What Happens in These Situations?

When the relationship is strained, it can cause a tremendous amount of stress on the couple while dealing with the mother-in-law. The daughter-in-law, in particular, may experience a lot of stress, which can cause the relationship to unravel. 

What Can Be Done With “Monsters-in-Law?”

Here are some tips to follow:

1. Try to understand and empathize with what your mother-in-law is likely experiencing.

Recognize that your mother-in-law is not evil (hopefully!) and has issues that are getting in the way of having a healthier relationship with you. Some common issues she might be struggling with: relinquishing control over their son, feeling jealous that her daughter-in-law is now the recipient of her son’s attention, and struggles to let go now that her role has changed (as a less involved parent).

2. Get on the same page with your partner.

Come to an understanding about the difficulties of dealing with the mother-in-law so that both of you are in agreement with how to handle the challenging issues and situations with all in-laws.

3. Husbands need to find a healthy balance when in the middle.

On the one hand, husbands should absolutely not blindly defend their mother (a recipe for relationship disaster), but on the other hand they need to avoid taking on their wife’s battles as their own. It’s unhealthy for the husband to take up 100% (or even the majority) of the fight. This only causes a triangulation to occur between the husband, wife, and mother-in-law, which is unhealthy and makes the situation very messy! The daughter-in-law should communicate directly with the mother-in-law most of the time. 

It’s critically important for the daughter-in-law to set firm boundaries and assert herself.
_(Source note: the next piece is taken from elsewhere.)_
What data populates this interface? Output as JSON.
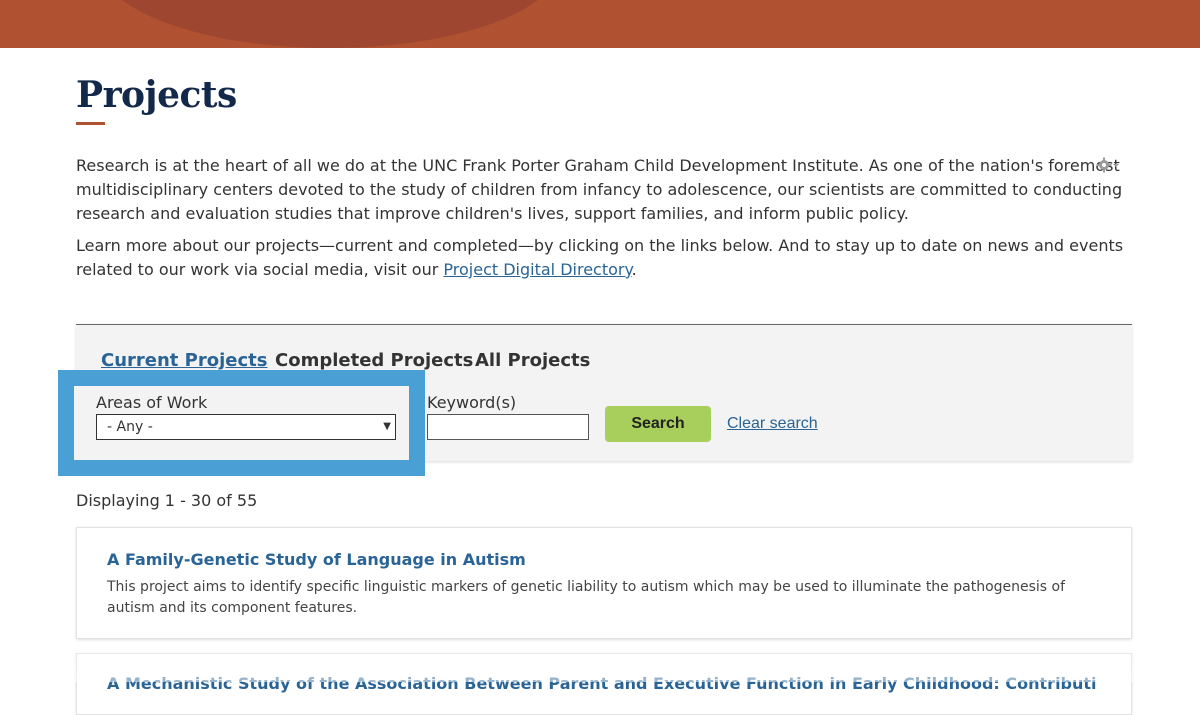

Don’t sweep concerns under the rug. However, finding the right balance can be a challenge, especially knowing when to let the little stuff go and share other issues that truly matter to you.
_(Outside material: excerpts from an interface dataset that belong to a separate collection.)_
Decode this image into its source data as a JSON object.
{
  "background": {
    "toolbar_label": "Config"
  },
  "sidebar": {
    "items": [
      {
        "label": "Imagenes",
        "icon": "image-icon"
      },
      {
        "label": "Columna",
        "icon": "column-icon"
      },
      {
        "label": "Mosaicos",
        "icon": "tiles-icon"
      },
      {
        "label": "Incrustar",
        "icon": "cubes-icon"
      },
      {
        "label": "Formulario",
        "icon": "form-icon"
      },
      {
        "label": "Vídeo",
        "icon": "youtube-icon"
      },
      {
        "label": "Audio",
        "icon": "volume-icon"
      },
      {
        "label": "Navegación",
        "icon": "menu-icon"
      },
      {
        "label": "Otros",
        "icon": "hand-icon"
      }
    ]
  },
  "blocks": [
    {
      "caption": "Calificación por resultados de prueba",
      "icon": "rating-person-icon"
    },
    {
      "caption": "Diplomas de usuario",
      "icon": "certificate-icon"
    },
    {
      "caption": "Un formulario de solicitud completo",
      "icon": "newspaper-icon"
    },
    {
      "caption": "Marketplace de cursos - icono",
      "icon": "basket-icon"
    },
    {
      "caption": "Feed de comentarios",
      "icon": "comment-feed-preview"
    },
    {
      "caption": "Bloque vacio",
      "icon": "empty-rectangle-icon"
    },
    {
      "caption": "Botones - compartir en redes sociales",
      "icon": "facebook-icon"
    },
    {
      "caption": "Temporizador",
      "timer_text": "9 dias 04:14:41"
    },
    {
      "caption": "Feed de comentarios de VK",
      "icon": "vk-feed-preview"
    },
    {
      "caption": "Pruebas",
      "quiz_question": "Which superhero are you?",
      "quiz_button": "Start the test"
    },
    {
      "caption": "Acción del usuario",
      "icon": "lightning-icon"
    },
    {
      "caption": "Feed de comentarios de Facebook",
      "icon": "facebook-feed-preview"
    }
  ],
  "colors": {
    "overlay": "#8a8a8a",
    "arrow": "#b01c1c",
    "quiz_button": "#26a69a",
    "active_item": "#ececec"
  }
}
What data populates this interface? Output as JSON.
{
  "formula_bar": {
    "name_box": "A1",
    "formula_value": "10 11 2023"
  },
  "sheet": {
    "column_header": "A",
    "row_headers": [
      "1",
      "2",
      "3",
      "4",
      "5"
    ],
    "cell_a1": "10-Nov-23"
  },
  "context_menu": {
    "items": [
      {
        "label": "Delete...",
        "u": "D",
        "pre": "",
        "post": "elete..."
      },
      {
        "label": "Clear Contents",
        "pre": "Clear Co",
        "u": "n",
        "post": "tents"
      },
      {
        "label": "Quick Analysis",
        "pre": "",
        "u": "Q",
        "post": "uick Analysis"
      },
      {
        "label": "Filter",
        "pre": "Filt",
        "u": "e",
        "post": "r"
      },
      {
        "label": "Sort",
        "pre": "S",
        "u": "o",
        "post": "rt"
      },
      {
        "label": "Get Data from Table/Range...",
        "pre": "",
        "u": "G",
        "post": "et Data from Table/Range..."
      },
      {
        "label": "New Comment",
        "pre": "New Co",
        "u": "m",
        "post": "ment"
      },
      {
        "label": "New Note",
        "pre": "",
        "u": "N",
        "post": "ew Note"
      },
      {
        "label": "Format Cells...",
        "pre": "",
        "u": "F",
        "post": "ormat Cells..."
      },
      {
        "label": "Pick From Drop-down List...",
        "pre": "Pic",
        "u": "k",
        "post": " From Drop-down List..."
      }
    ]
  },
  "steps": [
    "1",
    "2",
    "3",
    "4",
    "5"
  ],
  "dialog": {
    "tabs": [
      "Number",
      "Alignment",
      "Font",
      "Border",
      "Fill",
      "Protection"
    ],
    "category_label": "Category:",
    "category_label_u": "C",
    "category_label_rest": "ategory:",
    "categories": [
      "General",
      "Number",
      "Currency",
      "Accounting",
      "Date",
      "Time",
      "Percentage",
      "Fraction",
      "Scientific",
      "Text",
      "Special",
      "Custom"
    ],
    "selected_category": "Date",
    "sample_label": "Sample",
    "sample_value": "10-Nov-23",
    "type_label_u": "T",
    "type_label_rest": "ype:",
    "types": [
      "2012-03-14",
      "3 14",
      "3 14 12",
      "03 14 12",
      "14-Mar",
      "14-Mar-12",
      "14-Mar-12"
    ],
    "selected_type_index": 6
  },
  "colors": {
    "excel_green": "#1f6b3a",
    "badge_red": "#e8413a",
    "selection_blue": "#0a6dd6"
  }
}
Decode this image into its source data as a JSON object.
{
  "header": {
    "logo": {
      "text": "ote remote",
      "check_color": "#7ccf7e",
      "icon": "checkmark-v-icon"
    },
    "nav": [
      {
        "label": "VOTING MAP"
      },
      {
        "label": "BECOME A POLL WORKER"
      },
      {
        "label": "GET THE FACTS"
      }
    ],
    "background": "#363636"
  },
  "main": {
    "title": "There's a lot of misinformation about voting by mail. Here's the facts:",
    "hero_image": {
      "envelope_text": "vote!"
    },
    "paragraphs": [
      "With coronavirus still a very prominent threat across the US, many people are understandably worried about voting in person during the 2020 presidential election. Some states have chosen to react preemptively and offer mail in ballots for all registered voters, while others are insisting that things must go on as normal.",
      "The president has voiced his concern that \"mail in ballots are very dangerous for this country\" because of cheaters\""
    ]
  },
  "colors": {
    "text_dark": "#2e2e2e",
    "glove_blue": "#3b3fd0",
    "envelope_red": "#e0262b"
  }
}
4. Critique your mother-in-law’s behaviors or words, NOT her character.  

Character assassinations will set you up for a long, unfortunate war you’re not looking for!  (This also clearly applies to your intimate relationships too.)

Getting Professional Help

If your mother-in-law is causing significant stress in your relationship, don’t hesitate to seek professional help as soon as possible. This support can be invaluable. Productively expressing your feelings about the “monster-in-law” situation helps determine how to deal with your situation together. Without finding common ground, it will be next to impossible to establish a working relationship with your mother-in-law.

 

It is definitely important to avoid letting an unhealthy mother-in-law situation fester. Don’t let the situation between yourself, your partner, and your mother-in-law become a disaster. Be sure you and your partner communicate. Find ways to get on the same page. Consider professional help if difficulties persist. Otherwise, you will likely deal with the “monster-in-law” madness for a very long time. In the process, you may seriously risk damaging your intimate relationship.